Article (June-2017)


The Indian ethos and managerial decision making

Dr. Vinayshil Gautam

Designation : -   Internationally Acclaimed Management Expert. Chairman, DK International Foundation

Organization : -  


In the search for solutions one explores the past happenings and tries to examine, with which similar problem, which solution achieved success and which failed. Thus it is, that history has to be rewritten multiple times and has led to a whole craft known as historiography.

At a slightly more differentiated level, each geography has its unique agro climatic characteristics. Each agro climatic zone throws up its own culture. Thus rewriting of history is rooted in altering the vantage point of perception of looking at the past.

Add to it the factor that today the pace of technological change is breath taxingly fast and unprecedented. Herein 2 elements which stand scrutiny need to be restated. One is the need to tackle current problems in an evidence based manner, drawing also, from past learning. The second element is the recognition that there are cultural manifestations of agro climatic reality and these need not be converted into platforms of combat.

Be that as it may, it seems obvious, that to be effective in a contemporary domain one needs to know the 'plot' in which action would be embedded. This is a core management issue. It is here that best of management principles become contextually refracted.

For want of a more focused expression, such an approach, postulates an understanding of the ethos of the context where management action would be embedded.

The ethos of the Indian Subcontinent is unique. (Just as much as the ethos of any agro climatic zone is unique). Understanding this ethos is a management compulsion.

India is a land of rivers from Punjab to Assam and from the Ganga Yamuna Doab to flows of the Kaveri, Godavari, Krishna not to overlook Narmada of the west and the multiple rivers of the Western Ghats including Kerala. India is truly a land of the rivers.

Thus it is that all social practices in India emphasize bathing and washing as a ritual which accompanies everything from worship to eating.

This ethos has thrown up a basically an Indian concept of purity pollution. In no other part of the world is the concept of purity pollution so endemic, universal and so practiced on a voluntary basis.

This ethos lays the foundations of a value system, where everything from chastity to cremation has a 'value system' attached to it. It would be inappropriate to be judgmental about it. It is a fact of life that these values and ethos are there and are held out to every generation to emulate and practice. It is this ethos which also influences the practice of management and the extent and form of refraction.

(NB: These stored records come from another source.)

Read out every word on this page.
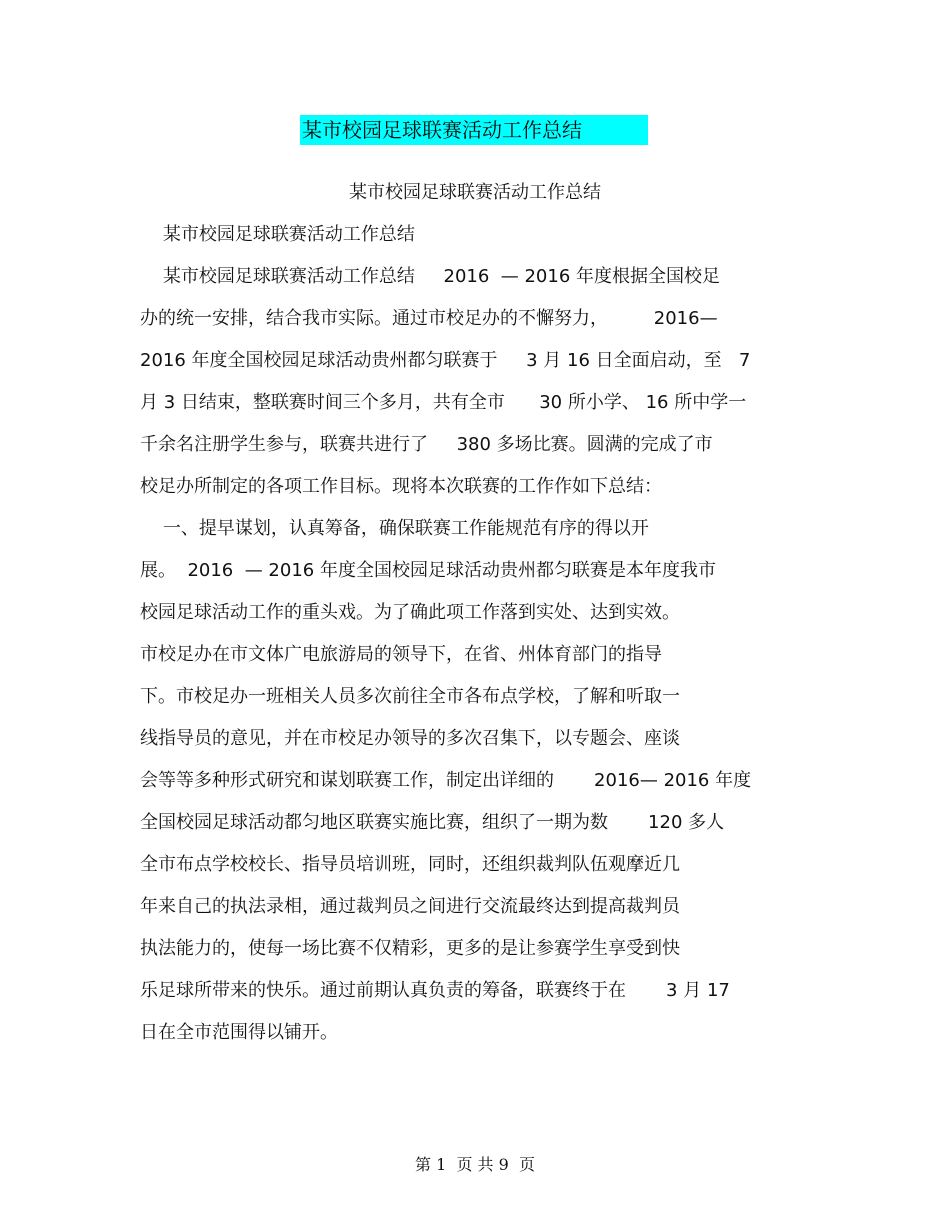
某市校园足球联赛活动工作总结
某市校园足球联赛活动工作总结
某市校园足球联赛活动工作总结
某市校园足球联赛活动工作总结     2016  — 2016 年度根据全国校足
办的统一安排，结合我市实际。通过市校足办的不懈努力，        2016—
2016 年度全国校园足球活动贵州都匀联赛于     3 月 16 日全面启动，至   7
月 3 日结束，整联赛时间三个多月，共有全市      30 所小学、 16 所中学一
千余名注册学生参与，联赛共进行了     380 多场比赛。圆满的完成了市
校足办所制定的各项工作目标。现将本次联赛的工作作如下总结：
一、提早谋划，认真筹备，确保联赛工作能规范有序的得以开
展。  2016  — 2016 年度全国校园足球活动贵州都匀联赛是本年度我市
校园足球活动工作的重头戏。为了确此项工作落到实处、达到实效。
市校足办在市文体广电旅游局的领导下，在省、州体育部门的指导
下。市校足办一班相关人员多次前往全市各布点学校，了解和听取一
线指导员的意见，并在市校足办领导的多次召集下，以专题会、座谈
会等等多种形式研究和谋划联赛工作，制定出详细的       2016— 2016 年度
全国校园足球活动都匀地区联赛实施比赛，组织了一期为数       120 多人
全市布点学校校长、指导员培训班，同时，还组织裁判队伍观摩近几
年来自己的执法录相，通过裁判员之间进行交流最终达到提高裁判员
执法能力的，使每一场比赛不仅精彩，更多的是让参赛学生享受到快
乐足球所带来的快乐。通过前期认真负责的筹备，联赛终于在       3 月 17
日在全市范围得以铺开。
第 1  页 共 9  页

The craft of decision making has to come to terms with this situation.

Consider the case of gender relationships in India. Certain dimensions of man-women relation relationships have been sublimated to a point of a-sexuality. The celebration of the gender relationships between a brother and a sister is a case in point. Perhaps nowhere else in the world, is a certain type of man-woman relationship (brother and sister) made so totally asexual as it is in India. This is yet another unique aspect of Indian ethos.

The above noted examples are not the only ones of its type. There is a need to attempt an understanding of Indian ethos in management and then work with a more focused effort.

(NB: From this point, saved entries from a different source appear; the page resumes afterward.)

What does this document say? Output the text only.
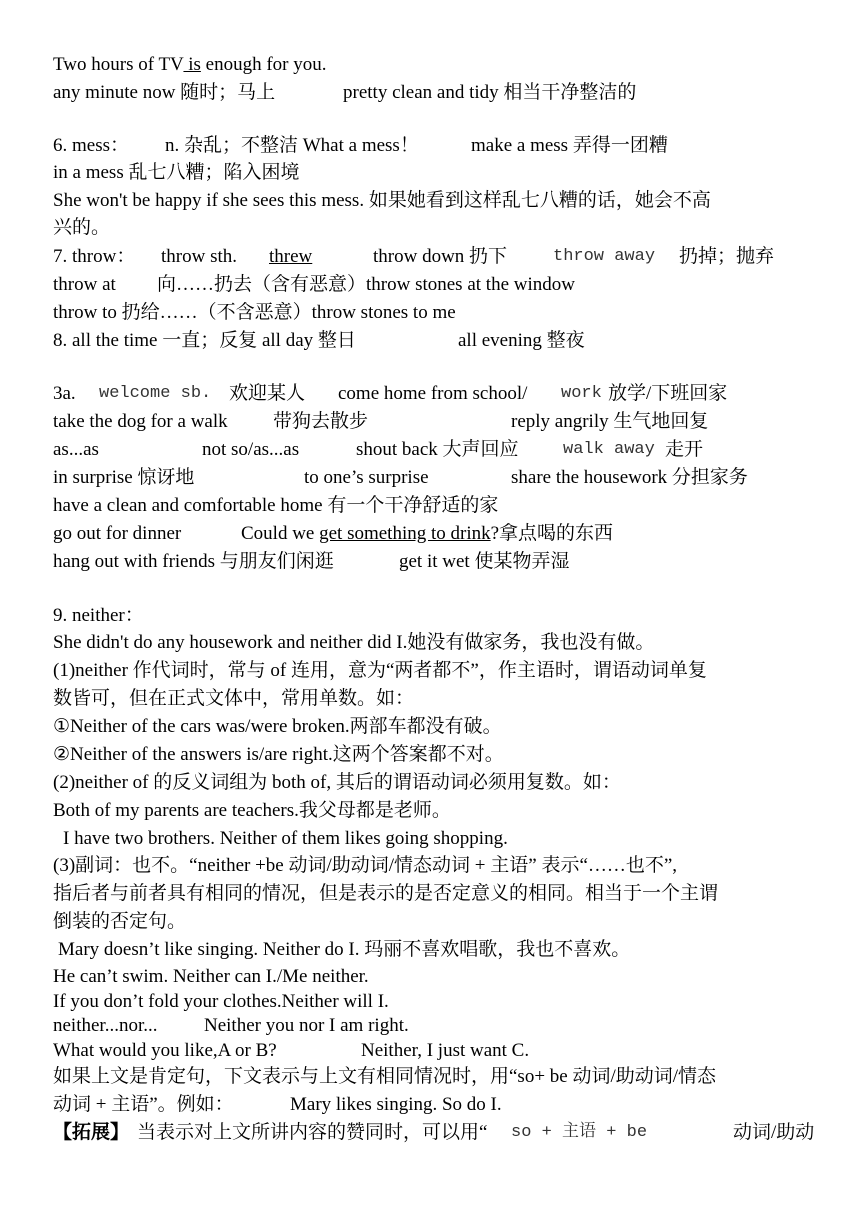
Two hours of TV is enough for you.
any minute now 随时；马上	pretty clean and tidy 相当干净整洁的
6. mess： n. 杂乱；不整洁 What a mess！	make a mess 弄得一团糟
in a mess 乱七八糟；陷入困境
She won't be happy if she sees this mess. 如果她看到这样乱七八糟的话，她会不高
兴的。
7. throw： throw sth. threw	throw down 扔下	throw away 扔掉；抛弃
throw at 向……扔去（含有恶意）throw stones at the window
throw to 扔给……（不含恶意）throw stones to me
8. all the time 一直；反复 all day 整日	all evening 整夜
3a. welcome sb. 欢迎某人 come home from school/ work 放学/下班回家
take the dog for a walk 带狗去散步	reply angrily 生气地回复
as...as	not so/as...as	shout back 大声回应	walk away 走开
in surprise 惊讶地	to one’s surprise	share the housework 分担家务
have a clean and comfortable home 有一个干净舒适的家
go out for dinner	Could we get something to drink?拿点喝的东西
hang out with friends 与朋友们闲逛	get it wet 使某物弄湿
9. neither：
She didn't do any housework and neither did I.她没有做家务，我也没有做。
(1)neither 作代词时，常与 of 连用，意为“两者都不”，作主语时，谓语动词单复
数皆可，但在正式文体中，常用单数。如：
①Neither of the cars was/were broken.两部车都没有破。
②Neither of the answers is/are right.这两个答案都不对。
(2)neither of 的反义词组为 both of, 其后的谓语动词必须用复数。如：
Both of my parents are teachers.我父母都是老师。
I have two brothers. Neither of them likes going shopping.
(3)副词：也不。“neither +be 动词/助动词/情态动词 + 主语” 表示“……也不”,
指后者与前者具有相同的情况，但是表示的是否定意义的相同。相当于一个主谓
倒装的否定句。
Mary doesn’t like singing. Neither do I. 玛丽不喜欢唱歌，我也不喜欢。
He can’t swim. Neither can I./Me neither.
If you don’t fold your clothes.Neither will I.
neither...nor... Neither you nor I am right.
What would you like,A or B?	Neither, I just want C.
如果上文是肯定句，下文表示与上文有相同情况时，用“so+ be 动词/助动词/情态
动词 + 主语”。例如：	Mary likes singing. So do I.
【拓展】 当表示对上文所讲内容的赞同时，可以用“ so + 主语 + be	动词/助动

The proposition is simple. Be it management of self; management of interpersonal relationships; management of group relationships or organizational functioning, the ethos of the context leaves its deep impact on managerial problem solving and decision making structure and style.

An illustration would further clarify. Organizational personnel in India are always supersensitive to organizational gestures. The writer of these line in course of one of his consulting experiences came across a case in performance management which would beat many imaginations.

In early 90's in a public sector organization, a person had been promoted from one level to another. The increment involved in the basic pay was approximately Rs 200. It was a not a princely sum but given the scales of those days it was a normal rise. He had served the organization for 27years. He was known to be a good worker.

He got so upset that he returned the letter of promotion to the office of the head of establishment section. The head of the establishment section in turn sent it to the Chairman. The Chairman spoke to the writer of the lines to seek an understanding of what had actually happened. When the person concerned was summoned by the consultant to ask what had happened the person concerned said "Sir I am grateful you asked what had happened for me to return a letter of promotion. This is a place in which official functioning has no human dimension. I have worked here with sincerity for over 27 years. My record is unblemished and when time comes for recognition, I am sent a photocopied letter with my name filled out, in an open envelope giving me a rise of Rs 200   and a minor change in my designation. Is this my worth? I would have valued it much more if the Chairman had invited me personally and not even given me a promotion, but told me how valued I was as an organization person".

 The incident needs no comment. This is a part of the Indian ethos. The right to be heard, the right to be told personally what one is ones worth, is central to the way the mind of the organization person works.

Alas! A lot of information exchange takes place through our learning channels but more attention needs to be paid to factoring in the Indian ethos in the practice of management.

There is nothing wrong with information exchange. However something seriously goes wrong when the context of action is ignored.